DerrickWood / kraken2

The second version of the Kraken taxonomic sequence classification system
MIT License
711 stars 271 forks source link

Possible issue with distinct minimizer count in combination with confidence #630

Open danisven opened 2 years ago

danisven commented 2 years ago

I've classified the same dataset against the same database with the only difference being that i've used different confidence score settings. I've run with confidence 0.0 (default), 0.1, 0.2, 0.5, and 0.9.

The number of classified reads drop with increased confidence score, as expected. However, the numbers in the columns representing the total number of minimizers in the read data and the total number of distinct minimizers in the read data (columns 4 and 5, respectively) are identical between classifications as far as I can see.

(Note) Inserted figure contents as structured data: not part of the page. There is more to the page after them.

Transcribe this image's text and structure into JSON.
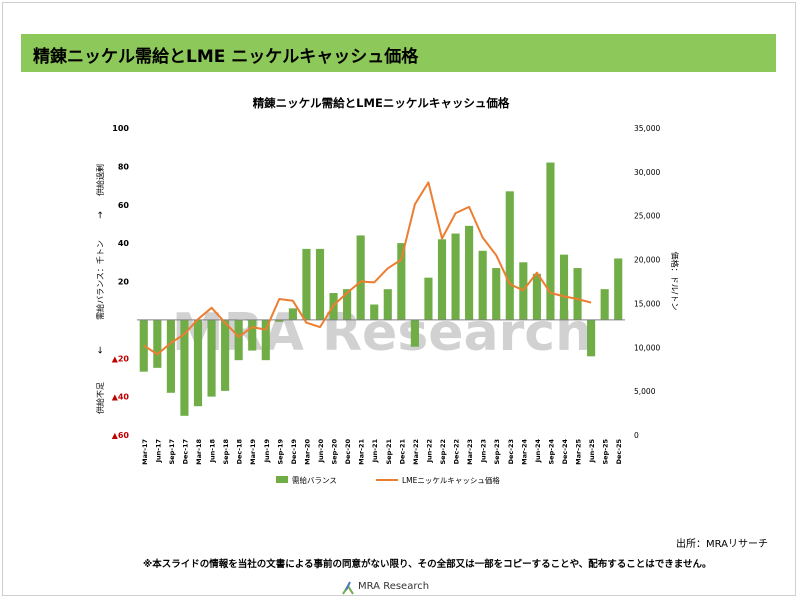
{
  "page": {
    "banner_title": "精錬ニッケル需給とLME ニッケルキャッシュ価格",
    "source": "出所：MRAリサーチ",
    "disclaimer": "※本スライドの情報を当社の文書による事前の同意がない限り、その全部又は一部をコピーすることや、配布することはできません。",
    "logo_text": "MRA Research",
    "watermark": "MRA Research"
  },
  "colors": {
    "bar": "#70ad47",
    "line": "#ed7d31",
    "negative_tick": "#c00000",
    "banner": "#8dc85a"
  },
  "chart_data": {
    "type": "bar+line",
    "title": "精錬ニッケル需給とLMEニッケルキャッシュ価格",
    "categories": [
      "Mar-17",
      "Jun-17",
      "Sep-17",
      "Dec-17",
      "Mar-18",
      "Jun-18",
      "Sep-18",
      "Dec-18",
      "Mar-19",
      "Jun-19",
      "Sep-19",
      "Dec-19",
      "Mar-20",
      "Jun-20",
      "Sep-20",
      "Dec-20",
      "Mar-21",
      "Jun-21",
      "Sep-21",
      "Dec-21",
      "Mar-22",
      "Jun-22",
      "Sep-22",
      "Dec-22",
      "Mar-23",
      "Jun-23",
      "Sep-23",
      "Dec-23",
      "Mar-24",
      "Jun-24",
      "Sep-24",
      "Dec-24",
      "Mar-25",
      "Jun-25",
      "Sep-25",
      "Dec-25"
    ],
    "series": [
      {
        "name": "需給バランス",
        "type": "bar",
        "axis": "left",
        "values": [
          -27,
          -25,
          -38,
          -50,
          -45,
          -40,
          -37,
          -21,
          -16,
          -21,
          -1,
          6,
          37,
          37,
          14,
          16,
          44,
          8,
          16,
          40,
          -14,
          22,
          42,
          45,
          49,
          36,
          27,
          67,
          30,
          24,
          82,
          34,
          27,
          -19,
          16,
          32
        ]
      },
      {
        "name": "LMEニッケルキャッシュ価格",
        "type": "line",
        "axis": "right",
        "values": [
          10200,
          9200,
          10500,
          11500,
          13200,
          14500,
          12800,
          11200,
          12300,
          12000,
          15500,
          15300,
          12800,
          12300,
          14800,
          16200,
          17500,
          17400,
          19000,
          20000,
          26300,
          28800,
          22400,
          25300,
          26000,
          22500,
          20500,
          17200,
          16500,
          18500,
          16200,
          15800,
          15500,
          15100,
          null,
          null
        ]
      }
    ],
    "y_left": {
      "label": "需給バランス：千トン",
      "ylim": [
        -60,
        100
      ],
      "ticks": [
        "▲60",
        "▲40",
        "▲20",
        "",
        "20",
        "40",
        "60",
        "80",
        "100"
      ],
      "tick_values": [
        -60,
        -40,
        -20,
        0,
        20,
        40,
        60,
        80,
        100
      ]
    },
    "y_left_side_labels": {
      "bottom": "供給不足",
      "down_arrow": "←",
      "middle": "需給バランス：千トン",
      "up_arrow": "→",
      "top": "供給過剰"
    },
    "y_right": {
      "label": "価格：ドル/トン",
      "ylim": [
        0,
        35000
      ],
      "ticks": [
        "0",
        "5,000",
        "10,000",
        "15,000",
        "20,000",
        "25,000",
        "30,000",
        "35,000"
      ],
      "tick_values": [
        0,
        5000,
        10000,
        15000,
        20000,
        25000,
        30000,
        35000
      ]
    },
    "legend": {
      "placement": "bottom",
      "items": [
        "需給バランス",
        "LMEニッケルキャッシュ価格"
      ]
    },
    "grid": false
  }
}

I would have expected the number of minimizers (both total and unique) to drop when the number of classified reads drop. Have I perhaps misunderstood something about the output or could this be a bug?

I'm attaching the report files from the classifications so you can have a look yourself.

I'm running version 2.1.2.

Cheers, /Daniel

confidence_0p0_report.txt confidence_0p1_report.txt confidence_0p2_report.txt confidence_0p5_report.txt confidence_0p9_report.txt

Midnighter commented 1 year ago

Hi @danisven,

I'm not one of the authors but the way I understand the minimizer reported two possible explanations are:

  1. Even though the number of sequencing reads mapped decreases due to the confidence parameter, there are still enough sequences that they span the same minimizer space (and distinct minimizers).
  2. Another possibility is that the minimizers are reported before the confidence threshold is applied which would be unintuitive to say the least.